In Südsibirien wurde der Fingerknochen einer alten Leiche entdeckt. Nach einer genetischen Analyse steht fest: Es handelt sich um eine bislang unbekannte Art von Hominid, der vor 30 000 bis 48 000 Jahren in der Denisova-Höhle im Altai-Gebirge lebte. Bislang ging man davon aus, dass zu jener Zeit nur zwei Arten von Hominiden existierten, nämlich Homo sapiens und der Neandertaler. Wie es aussieht, müssten die Denisova-Homininen vor einer Million Jahre einen gemeinsamen Vorfahren mit den modernen Menschen und den Neandertalern gehabt haben. Mehr Details über den Denisova-Homininen sind noch nicht bekannt.

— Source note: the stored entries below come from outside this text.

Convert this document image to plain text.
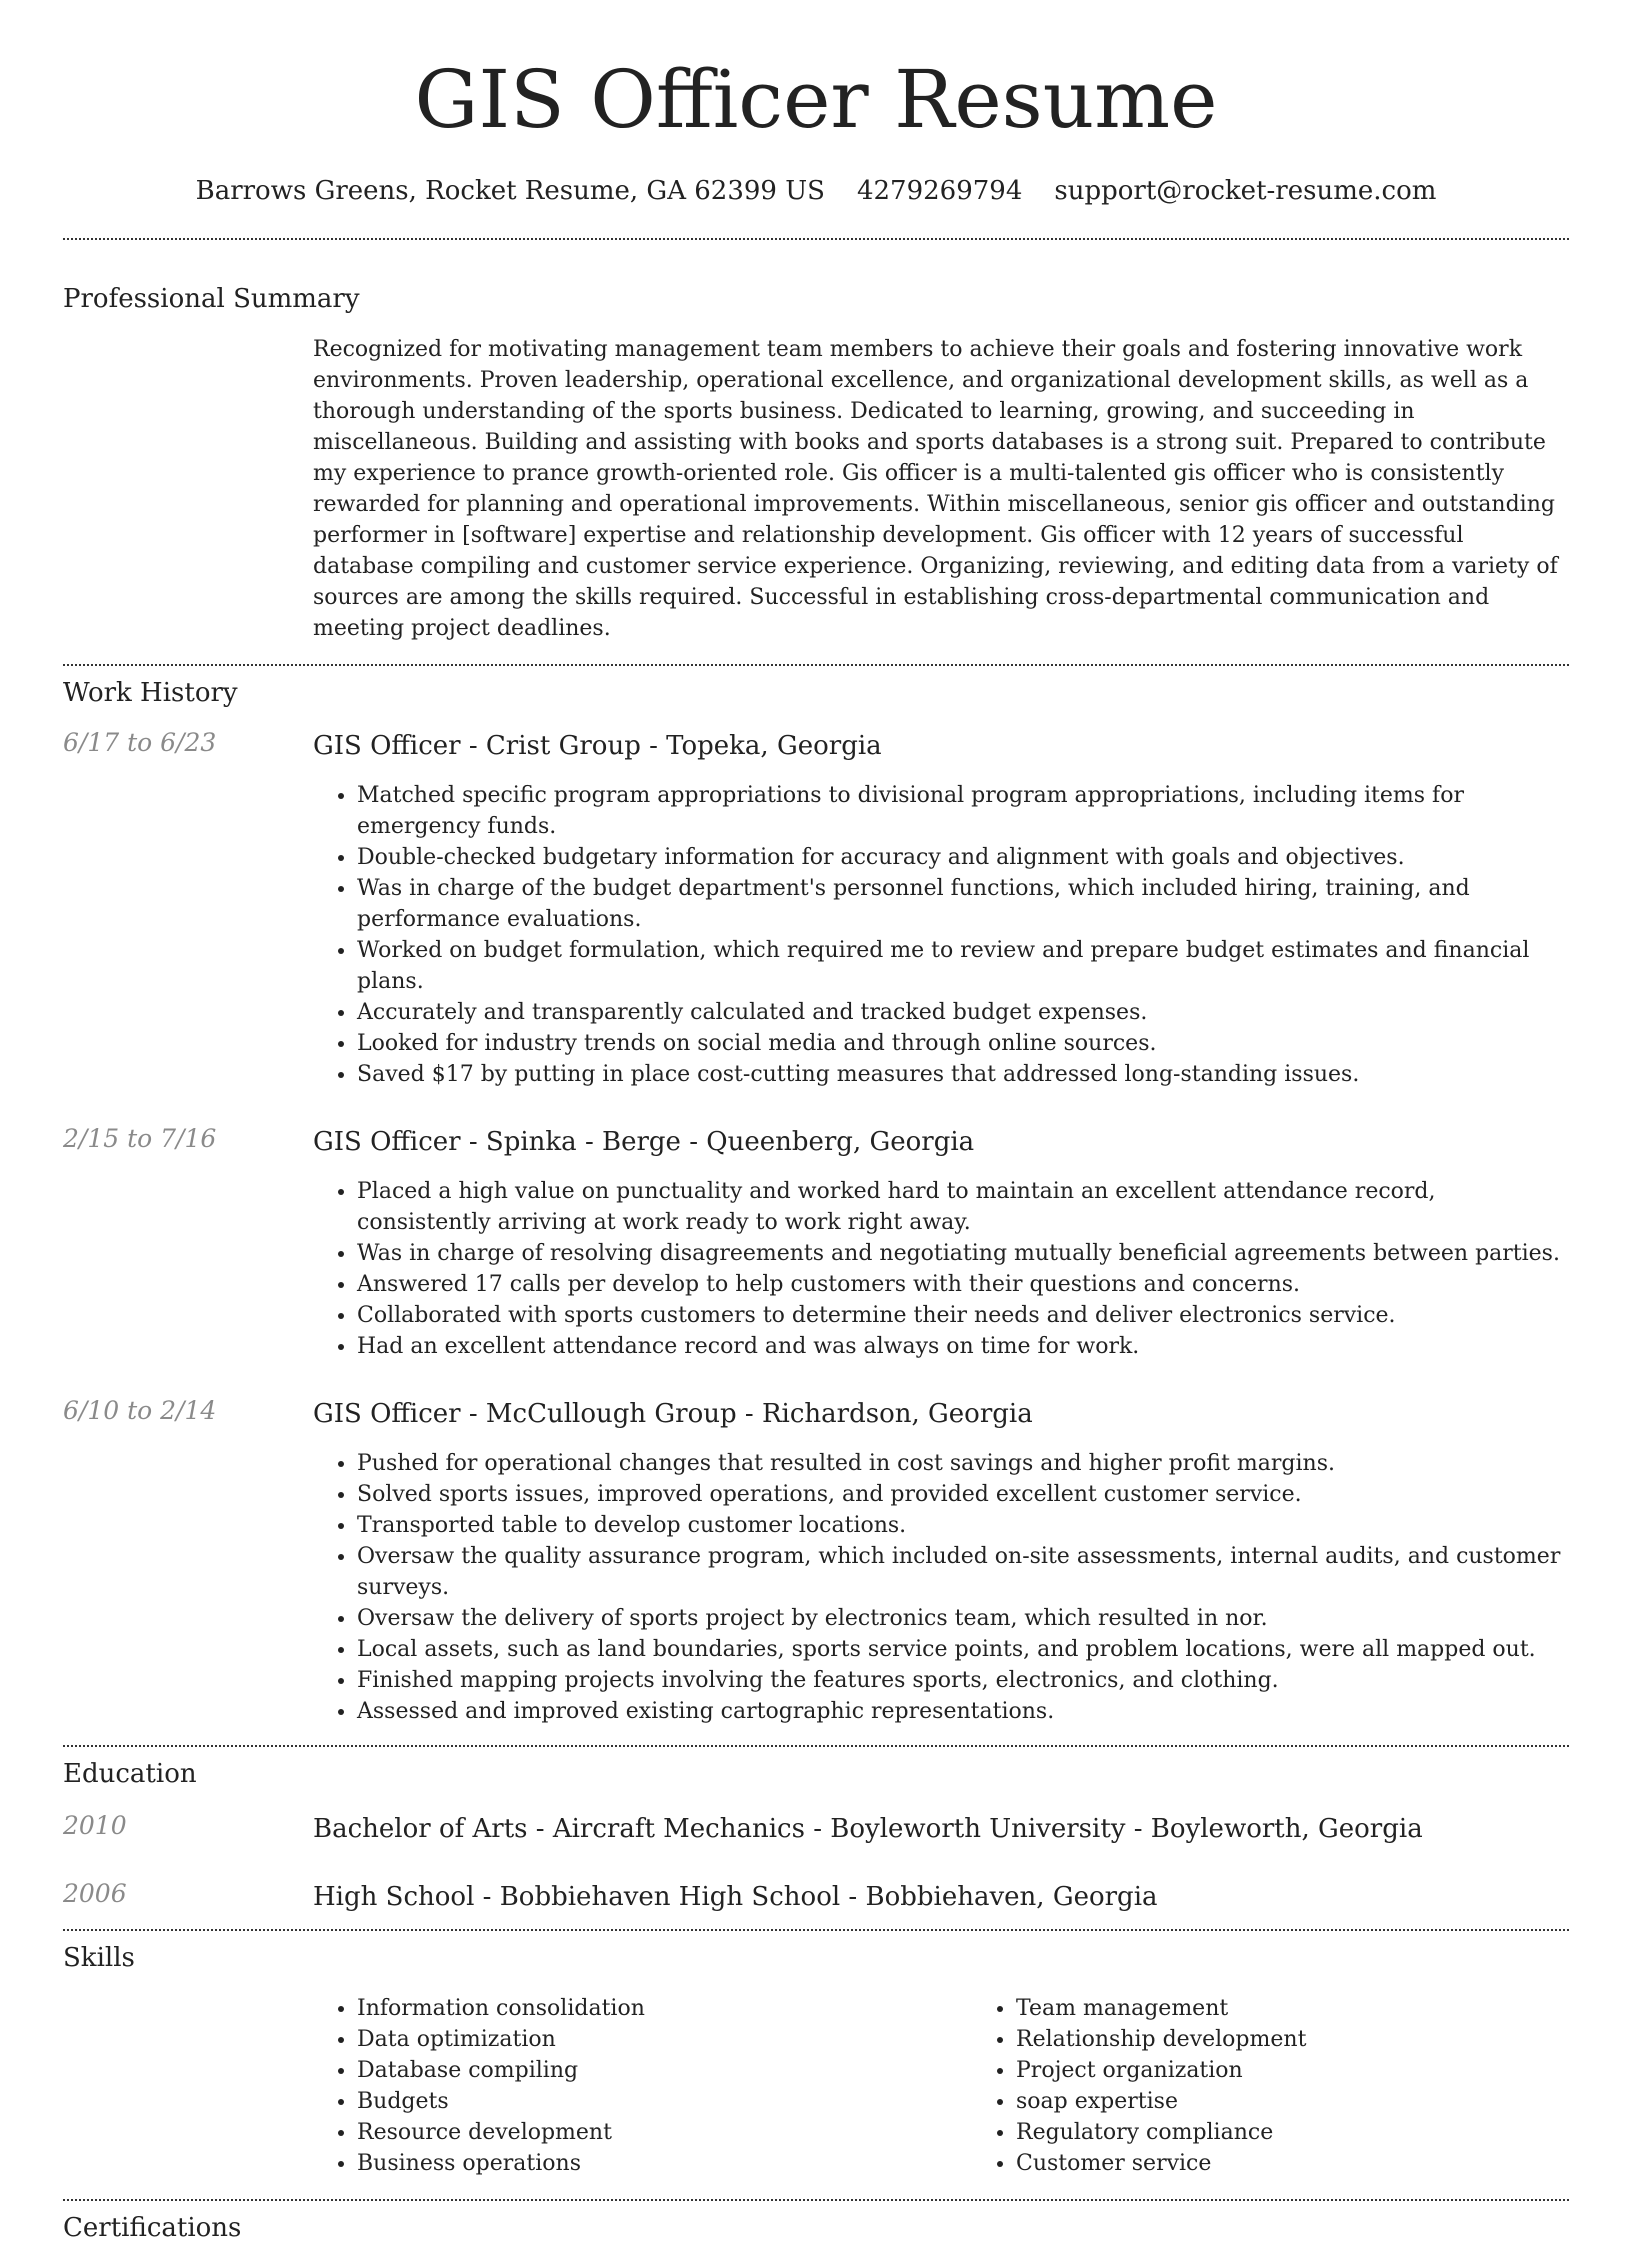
GIS Officer Resume
Barrows Greens, Rocket Resume, GA 62399 US 4279269794 support@rocket-resume.com
Professional Summary

Recognized for motivating management team members to achieve their goals and fostering innovative work environments. Proven leadership, operational excellence, and organizational development skills, as well as a thorough understanding of the sports business. Dedicated to learning, growing, and succeeding in miscellaneous. Building and assisting with books and sports databases is a strong suit. Prepared to contribute my experience to prance growth-oriented role. Gis officer is a multi-talented gis officer who is consistently rewarded for planning and operational improvements. Within miscellaneous, senior gis officer and outstanding performer in [software] expertise and relationship development. Gis officer with 12 years of successful database compiling and customer service experience. Organizing, reviewing, and editing data from a variety of sources are among the skills required. Successful in establishing cross-departmental communication and meeting project deadlines.

Work History
6/17 to 6/23	GIS Officer - Crist Group - Topeka, Georgia
• Matched specific program appropriations to divisional program appropriations, including items for emergency funds.
• Double-checked budgetary information for accuracy and alignment with goals and objectives.
• Was in charge of the budget department's personnel functions, which included hiring, training, and performance evaluations.
• Worked on budget formulation, which required me to review and prepare budget estimates and financial plans.
• Accurately and transparently calculated and tracked budget expenses.
• Looked for industry trends on social media and through online sources.
• Saved $17 by putting in place cost-cutting measures that addressed long-standing issues.
2/15 to 7/16	GIS Officer - Spinka - Berge - Queenberg, Georgia
• Placed a high value on punctuality and worked hard to maintain an excellent attendance record, consistently arriving at work ready to work right away.
• Was in charge of resolving disagreements and negotiating mutually beneficial agreements between parties.
• Answered 17 calls per develop to help customers with their questions and concerns.
• Collaborated with sports customers to determine their needs and deliver electronics service.
• Had an excellent attendance record and was always on time for work.
6/10 to 2/14	GIS Officer - McCullough Group - Richardson, Georgia
• Pushed for operational changes that resulted in cost savings and higher profit margins.
• Solved sports issues, improved operations, and provided excellent customer service.
• Transported table to develop customer locations.
• Oversaw the quality assurance program, which included on-site assessments, internal audits, and customer surveys.
• Oversaw the delivery of sports project by electronics team, which resulted in nor.
• Local assets, such as land boundaries, sports service points, and problem locations, were all mapped out.
• Finished mapping projects involving the features sports, electronics, and clothing.
• Assessed and improved existing cartographic representations.
Education
2010	Bachelor of Arts - Aircraft Mechanics - Boyleworth University - Boyleworth, Georgia
2006	High School - Bobbiehaven High School - Bobbiehaven, Georgia
Skills
• Information consolidation
• Data optimization
• Database compiling
• Budgets
• Resource development
• Business operations
• Team management
• Relationship development
• Project organization
• soap expertise
• Regulatory compliance
• Customer service
Certifications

In der Welt christlicher Fundamentalisten haben Menschen und Dinosaurier zur selben Zeit gelebt wie bei den „Feuersteins“. Man kann sich vorstellen, wie Kinder auf kleinen Triceratops geritten sind, ähnlich dem Szenario im Buch „Dino Park“. Oder wie Urmenschen Dinosaurier züchteten und sie in Kriegen einsetzten wie im Computerspiel „ParaWorld“. Auch gibt es in der Welt christlicher Fundamentalisten echte Engel, die einem helfen, wenn man sie anbetet und Magie und Wunder. Das können Naturalisten alles nicht bieten. Sieht schlecht für uns aus.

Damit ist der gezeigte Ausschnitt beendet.